Add to this, the fact that we may project our thoughts. Because of the problems we have with “theory of mind,” we may assume that if we are upset, you are upset. We may “mindread” as cognitive behavioral therapy (CBT) would put it, which leads to conflict and misunderstandings. Regular mindful practise can help us identify our own feelings and thoughts, rather than pushing them onto those around us.
On that note, many of us struggle with alexithymia, or the inability to recognise emotions within ourselves. I particularly struggle to recognise that I am anxious and will often “feel” fine until physical symptoms emerge. It’s fairly obvious how spending time checking in with ourselves and our bodies can help to recognise, if not the emotion itself, the physical manifestations that are more subtle, so that we can identify and work with the underlying emotional state.
So now that we understand the benefits that regular mindfulness practice can have for us as autistic individuals, how do we go about overcoming some of the hurdles?
I am no expert, but these are a few things that have helped me.
1. F*ck being still.
I have realised that my stims help me meditate.
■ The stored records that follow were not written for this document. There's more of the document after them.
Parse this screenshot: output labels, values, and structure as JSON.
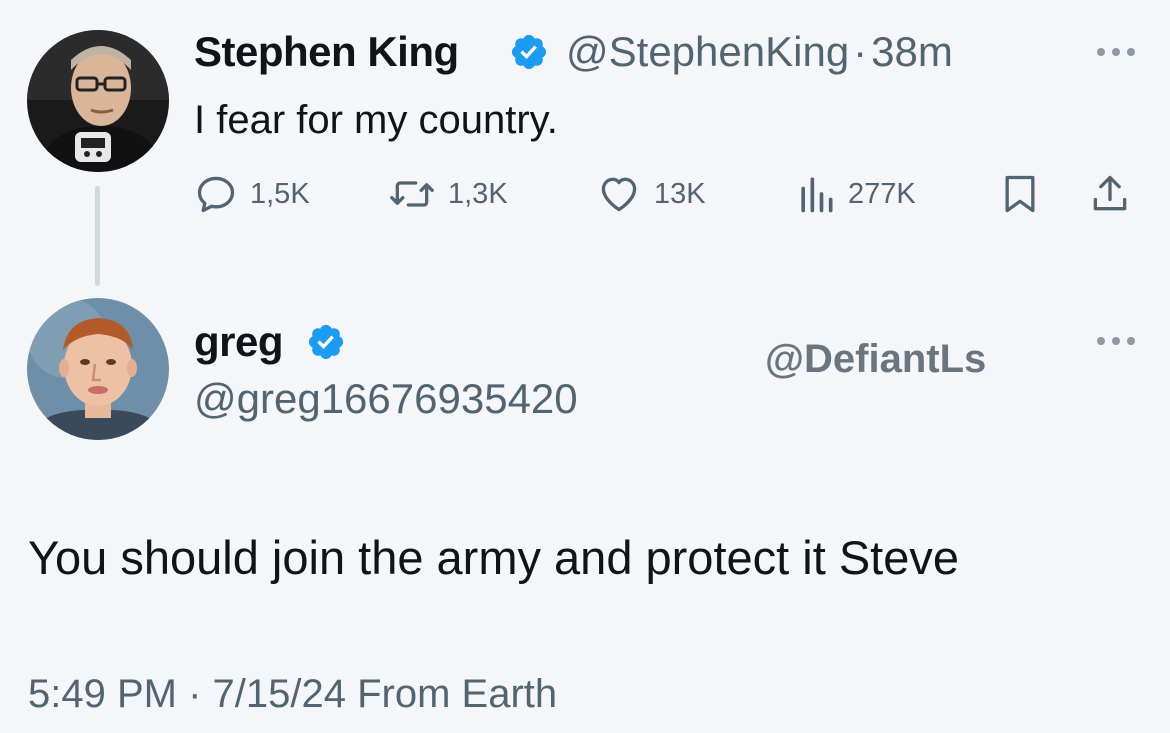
{
  "original_tweet": {
    "author_name": "Stephen King",
    "handle": "@StephenKing",
    "separator": "·",
    "time_ago": "38m",
    "text": "I fear for my country.",
    "actions": {
      "replies": "1,5K",
      "retweets": "1,3K",
      "likes": "13K",
      "views": "277K"
    }
  },
  "reply_tweet": {
    "author_name": "greg",
    "handle": "@greg16676935420",
    "text": "You should join the army and protect it Steve",
    "timestamp": "5:49 PM · 7/15/24 From Earth"
  },
  "watermark": "@DefiantLs",
  "colors": {
    "background": "#f4f6fa",
    "text_primary": "#0f1419",
    "text_secondary": "#536471",
    "verified_badge": "#1d9bf0",
    "thread_line": "#cfd9de"
  },
  "icons": [
    "verified-badge-icon",
    "more-options-icon",
    "reply-icon",
    "retweet-icon",
    "like-icon",
    "views-icon",
    "bookmark-icon",
    "share-icon"
  ]
}
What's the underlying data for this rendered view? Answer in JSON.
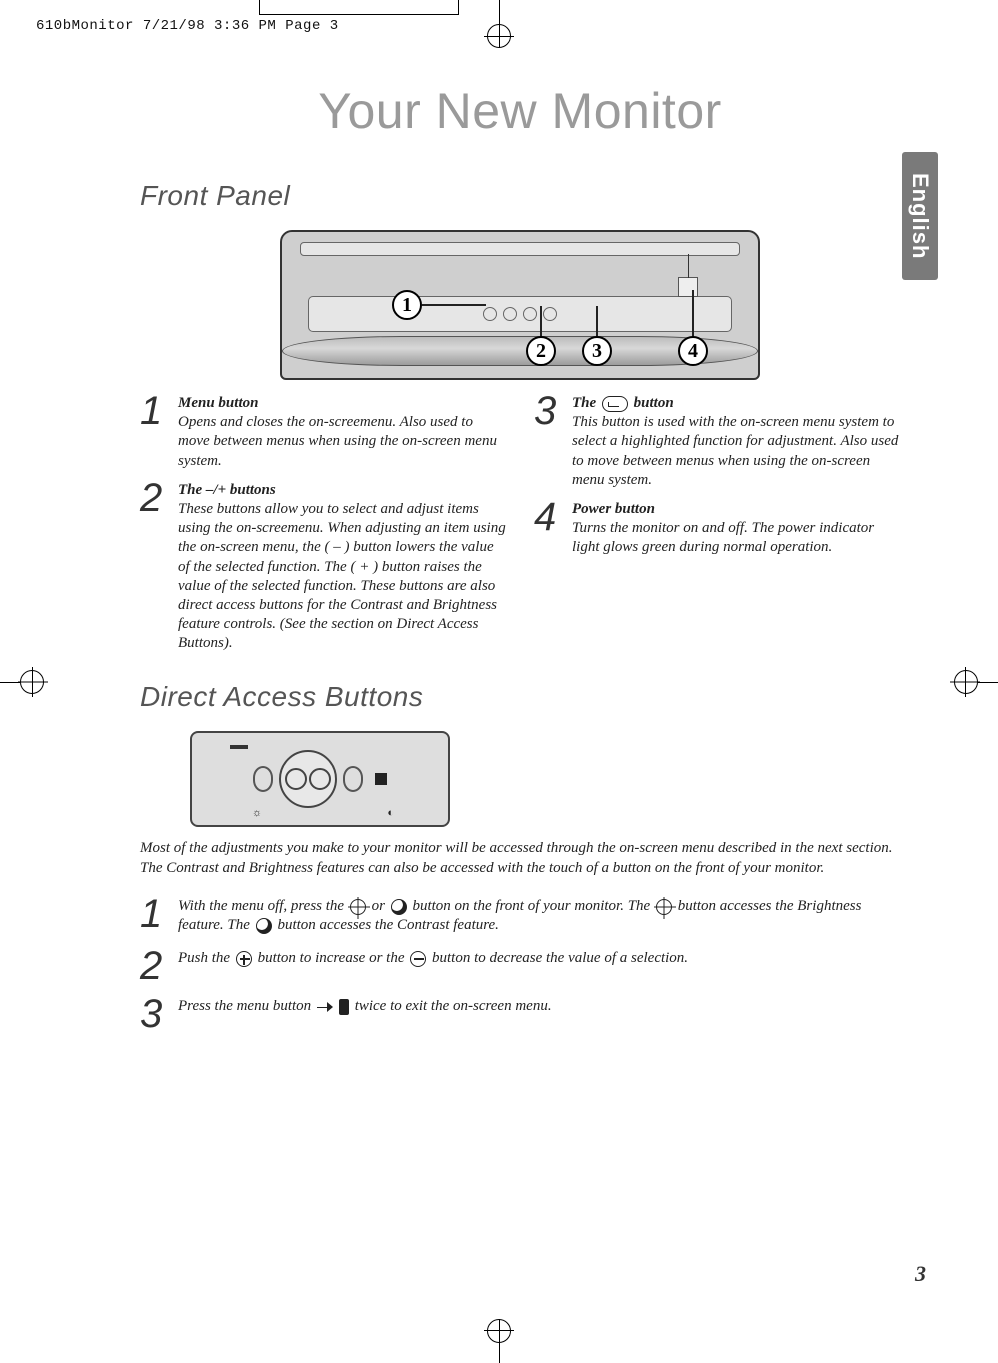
{
  "print_header": "610bMonitor  7/21/98 3:36 PM  Page 3",
  "title": "Your New Monitor",
  "language_tab": "English",
  "sections": {
    "front_panel": "Front Panel",
    "direct_access": "Direct Access Buttons"
  },
  "callouts": {
    "c1": "1",
    "c2": "2",
    "c3": "3",
    "c4": "4"
  },
  "front_items": [
    {
      "num": "1",
      "heading": "Menu button",
      "text": "Opens and closes the on-screemenu. Also used to move between menus when using the on-screen menu system."
    },
    {
      "num": "2",
      "heading": "The –/+ buttons",
      "text": "These buttons allow you to select and adjust items using the on-screemenu. When adjusting an item using the on-screen menu, the ( – ) button lowers the value of the selected function. The ( + ) button raises the value of the selected function. These buttons are also direct access buttons for the Contrast and Brightness feature controls. (See the section on Direct Access Buttons)."
    },
    {
      "num": "3",
      "heading_pre": "The ",
      "heading_post": " button",
      "text": "This button is used with the on-screen menu system to select a highlighted function for adjustment. Also used to move between menus when using the on-screen menu system."
    },
    {
      "num": "4",
      "heading": "Power button",
      "text": "Turns the monitor on and off. The power indicator light glows green during normal operation."
    }
  ],
  "direct_access_intro": "Most of the adjustments you make to your monitor will be accessed through the on-screen menu described in the next section. The Contrast and Brightness features can also be accessed with the touch of a button on the front of your monitor.",
  "steps": {
    "s1": {
      "num": "1",
      "pre": "With the menu off, press the ",
      "mid1": " or ",
      "mid2": " button on the front of your monitor.  The ",
      "mid3": " button accesses the Brightness feature.  The ",
      "post": " button accesses the Contrast feature."
    },
    "s2": {
      "num": "2",
      "pre": "Push the  ",
      "mid": " button to increase or the ",
      "post": " button to decrease the value of a selection."
    },
    "s3": {
      "num": "3",
      "pre": "Press the menu button  ",
      "post": "  twice to exit the on-screen menu."
    }
  },
  "page_number": "3"
}
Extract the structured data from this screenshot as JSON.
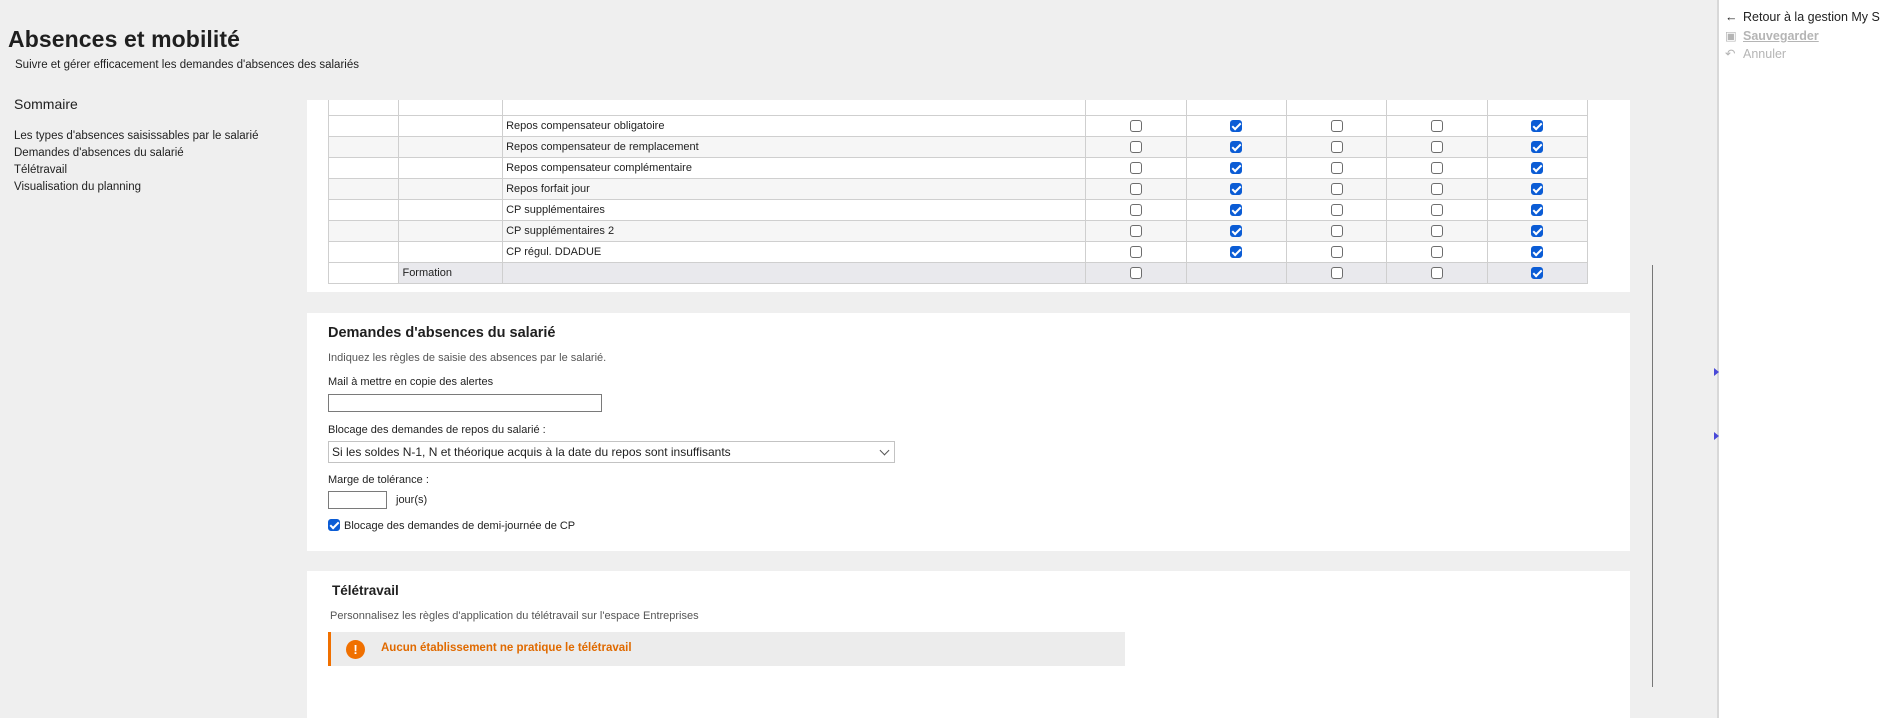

I have spasms in my back and frisson when I get into a heavy meditative flow. Many people report involuntary movements while meditating. Perfect stillness is not the aim; the calmness of the mind and the ability to focus and observe is.
For autistic people, that means letting us stim in non-distracting ways. I’d even argue some stims are inherently meditative. When I use visual stims like light prisms and crystals, there’s a state of mind that comes over me that feels similar to meditation when it goes well.
This can be a great way to introduce children to small mindful practices. Try a sensory lamp or a DIY glitter jar.
2. Make your guides clear if you are a creator.
Please. I know you want to go at a relaxing pace, but keep them simple and clear.
Try different methods. I can’t do guided visualisations. I can visualise well, but the guides go at a different pace to my brain and I spend more time correcting the mental picture I am making, than actually getting into the flow.
Guided practices that talk more about breath and the body, on the other hand, work great for me and non-guided practice does too, whether with some music in my headphones to help block out sound on bad sensory days, or, when able, with no music, just with the practice (but that takes time and is not always possible).
3. Start small.
Start with a set of mindful walks or three-minute breathing exercises. Meditation, especially, can be overwhelming, but the ability to notice the world around you without having it and your thoughts overwhelm you is worth the effort.
Recognise that some days will be easier than others. Some days are bad sensory days or low energy days, and that means it will be harder to everything, including meditating or taking a walk without getting overloaded. There’s nothing wrong with going back to a more simple practice, no matter how far along in your journey you are. I have days where I can meditate and go into a trance from breathing, and I have days where I can only manage to focus on counting my breath. That’s normal.
I hope that this perspective has helped you.
A lot of these ideas apply to people who are not autistic or are neurodivergent in other ways. The point is we are all different; our needs are all different. So our practices should all be different.
Try to abandon the image of what you think meditation and mindfulness should look like. Whether that’s the stoic philosopher in his cave or the lady down the road who always seems to have a green juice in her hand. We don’t need to put pressure on ourselves to perform or mask in yet another aspect of our lives.
Let yourself be and take time to help yourself in the ways that work for you.